I remember, ages ago, talking to a young Chinese Marxist student, who amazed me by saying, “of course, priesthood [I had him I hoped to be ordained] is unrewarding, but you won’t mind that, because you love God.” I was amazed and rather appalled, because I couldn’t imagine why he should think I loved God; as soon as he’d said it, I knew it wasn’t true. After all, what was it to love God? The saints loved God: their whole lives revolved around God, they wept and laughed and danced for love of him. When St. John of the Cross was staying at a convent over Christmas, one of the sisters saw him, when he thought no one was looking, picking up the figure of the child Jesus from the crib. He hugged it close to his chest and then, with eyes closed, danced around the crib for a few minutes. Well, that, it seems, is love of God: a devotion that makes people more than a little dotty, that produces an all-pervading warmth and delight, an incommunicable gladness beyond all words. “My beloved is mine and I am his”; Jesu, the very thought is sweet; In that dear name all pleasures meet”…St. Aelred of Rievaulx on his deathbed murmuring “Christ, Christ, Christ” unceasingly; Francis of Assisi literally crying himself blind in his long vigils of prayer.
If this is loving God, most of us don’t.” – Rowan Williams (Archbishop of Canterbury) “Loving God” in “A Ray of Darkness” p. 127
In Christian history in the West, there have been two Traditions on the notion of loving God. The one Tradition comes from the Wesleyans and the Holiness Movement, building on the Catholic Tradition which says that we can love God, and that Christianity is in a sense, a growth of our love for God, which he pours into us by the Holy Spirit (Rom 5:5 – St. Augustine’s favourite verse). In this model even if we don’t know whether God will save us or not, we can still have pure love for him just because of who He is.
On the contrary, the Reformed and Lutheran Tradition affirms that the only love worth the name is God’s love / agape. In this model it is noted that love is ‘not that we loved God, but that he loved us’ (1 Jn. 4:10), and that as sinful human beings we can’t love God. Since love is the perfect fulfillment of the law, and we can’t keep the law, it follows that even with the Holy Spirit we can’t love God, or if we can, we do it in a very imperfect fashion.
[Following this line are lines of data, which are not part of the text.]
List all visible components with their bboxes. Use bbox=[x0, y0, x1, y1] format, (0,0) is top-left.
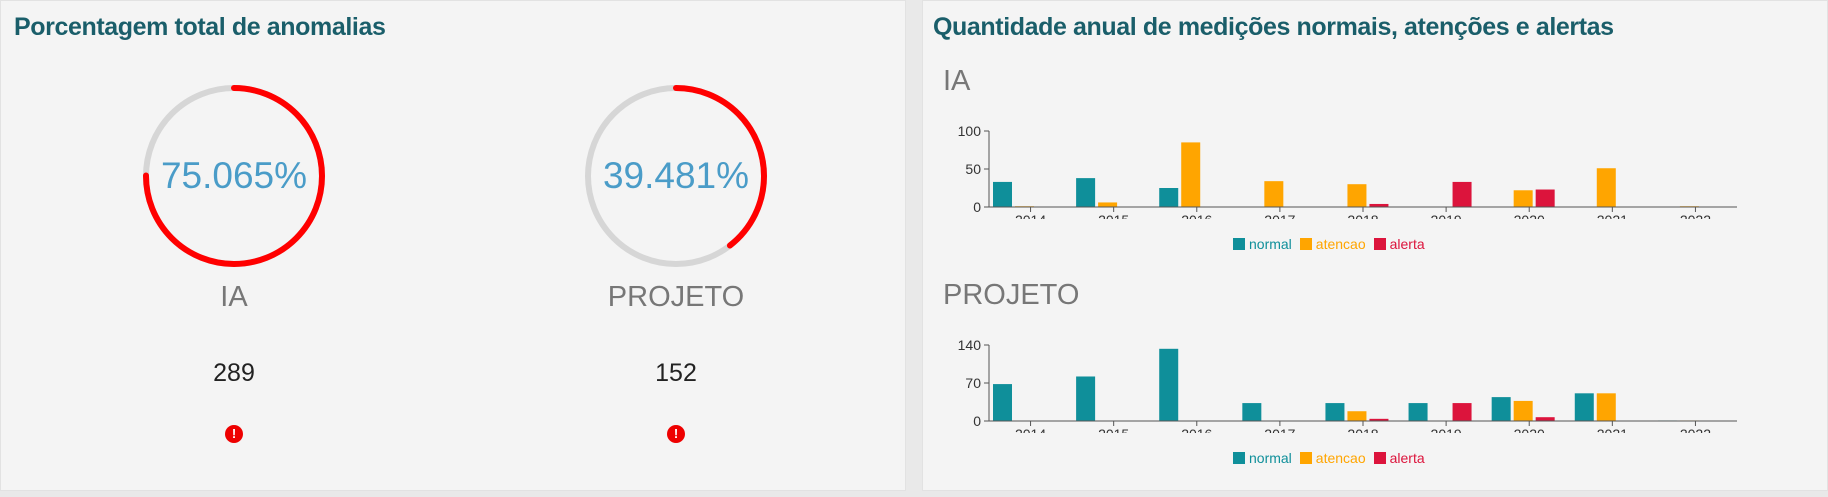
legend-swatch bbox=[1233, 452, 1245, 464]
legend-projeto: normal atencao alerta bbox=[1233, 450, 1425, 466]
bar-normal bbox=[1159, 188, 1179, 207]
legend-label: atencao bbox=[1315, 450, 1366, 466]
alert-circle-icon: ! bbox=[225, 425, 243, 443]
x-tick-label: 2016 bbox=[1181, 426, 1212, 433]
bar-atencao bbox=[1264, 181, 1284, 207]
anomaly-count: 152 bbox=[655, 359, 697, 387]
bar-atencao bbox=[1098, 202, 1118, 207]
y-tick-label: 0 bbox=[973, 413, 981, 429]
bar-atencao bbox=[1513, 190, 1533, 207]
legend-item-atencao[interactable]: atencao bbox=[1299, 450, 1366, 466]
bar-chart-projeto: 0 70 140 2014 2015 2016 2017 2018 2019 2020 2021 20… bbox=[958, 337, 1737, 433]
legend-item-alerta[interactable]: alerta bbox=[1373, 236, 1425, 252]
bar-chart-ia: 0 50 100 2014 2015 2016 2017 2018 2019 2020 2021 20… bbox=[958, 123, 1737, 219]
x-tick-label: 2014 bbox=[1015, 212, 1046, 219]
anomaly-percentage-card: Porcentagem total de anomalias 75.065% I… bbox=[0, 0, 906, 491]
x-tick-label: 2019 bbox=[1431, 426, 1462, 433]
bar-normal bbox=[1242, 403, 1262, 421]
legend-item-atencao[interactable]: atencao bbox=[1299, 236, 1366, 252]
bar-alerta bbox=[1535, 189, 1555, 207]
x-tick-label: 2015 bbox=[1098, 212, 1129, 219]
gauge-value: 75.065% bbox=[160, 155, 308, 196]
y-tick-label: 50 bbox=[965, 161, 981, 177]
y-tick-label: 0 bbox=[973, 199, 981, 215]
bar-atencao bbox=[1347, 184, 1367, 207]
legend-swatch bbox=[1373, 238, 1386, 250]
x-tick-label: 2017 bbox=[1264, 212, 1295, 219]
gauge-label: PROJETO bbox=[607, 281, 745, 313]
x-tick-label: 2018 bbox=[1347, 426, 1378, 433]
x-tick-label: 2014 bbox=[1015, 426, 1046, 433]
legend-item-alerta[interactable]: alerta bbox=[1373, 450, 1425, 466]
bar-atencao bbox=[1347, 411, 1367, 421]
legend-swatch bbox=[1373, 452, 1386, 464]
x-tick-label: 2018 bbox=[1347, 212, 1378, 219]
x-tick-label: 2019 bbox=[1431, 212, 1462, 219]
bar-normal bbox=[1325, 403, 1345, 421]
y-tick-label: 140 bbox=[958, 337, 982, 353]
anomaly-count: 289 bbox=[213, 359, 255, 387]
legend-label: alerta bbox=[1389, 450, 1425, 466]
bar-normal bbox=[1491, 397, 1511, 421]
legend-swatch bbox=[1299, 238, 1312, 250]
legend-swatch bbox=[1299, 452, 1312, 464]
bar-normal bbox=[1574, 393, 1594, 421]
x-tick-label: 2021 bbox=[1597, 212, 1628, 219]
bar-alerta bbox=[1452, 403, 1472, 421]
bar-alerta bbox=[1452, 181, 1472, 207]
x-tick-label: 2016 bbox=[1181, 212, 1212, 219]
legend-item-normal[interactable]: normal bbox=[1233, 450, 1292, 466]
y-tick-label: 100 bbox=[958, 123, 982, 139]
x-tick-label: 2020 bbox=[1514, 426, 1545, 433]
bar-atencao bbox=[1181, 142, 1201, 207]
legend-ia: normal atencao alerta bbox=[1233, 236, 1425, 252]
bar-alerta bbox=[1535, 417, 1555, 421]
x-tick-label: 2015 bbox=[1098, 426, 1129, 433]
y-tick-label: 70 bbox=[965, 375, 981, 391]
gauge-label: IA bbox=[220, 281, 248, 313]
chart-title-ia: IA bbox=[943, 65, 971, 97]
bar-atencao bbox=[1596, 393, 1616, 421]
x-tick-label: 2022 bbox=[1680, 212, 1711, 219]
bar-normal bbox=[1076, 178, 1096, 207]
bar-normal bbox=[993, 384, 1012, 421]
card-title: Porcentagem total de anomalias bbox=[14, 13, 386, 41]
legend-swatch bbox=[1233, 238, 1245, 250]
chart-title-projeto: PROJETO bbox=[943, 279, 1080, 311]
alert-circle-icon: ! bbox=[667, 425, 685, 443]
bar-normal bbox=[1076, 376, 1096, 421]
card-title: Quantidade anual de medições normais, at… bbox=[933, 13, 1614, 41]
legend-label: alerta bbox=[1389, 236, 1425, 252]
gauge-projeto: 39.481% bbox=[581, 81, 771, 271]
bar-normal bbox=[1408, 403, 1428, 421]
legend-label: atencao bbox=[1315, 236, 1366, 252]
bar-normal bbox=[1159, 348, 1179, 421]
bar-normal bbox=[993, 181, 1012, 207]
legend-label: normal bbox=[1249, 236, 1292, 252]
x-tick-label: 2022 bbox=[1680, 426, 1711, 433]
x-tick-label: 2017 bbox=[1264, 426, 1295, 433]
gauge-value: 39.481% bbox=[602, 155, 750, 196]
gauge-ia: 75.065% bbox=[139, 81, 329, 271]
bar-atencao bbox=[1513, 400, 1533, 421]
x-tick-label: 2020 bbox=[1514, 212, 1545, 219]
legend-item-normal[interactable]: normal bbox=[1233, 236, 1292, 252]
x-tick-label: 2021 bbox=[1597, 426, 1628, 433]
bar-atencao bbox=[1596, 168, 1616, 207]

The history of the Church shows great men of devotion and moral probity holding to either view, even though they are mutually exclusive. In any case, the first necessary thing in history as in theology is to be passionate to find an answer, not necessarily having an answer. Today my friend and I had a conversation on this subject, and as Christians we disagreed on it. As my old bible school principal once said, each group picks their prooftexts and holds to their arguments and does their best to ignore their opponents, who do the same. You pay your money and you get your ticket.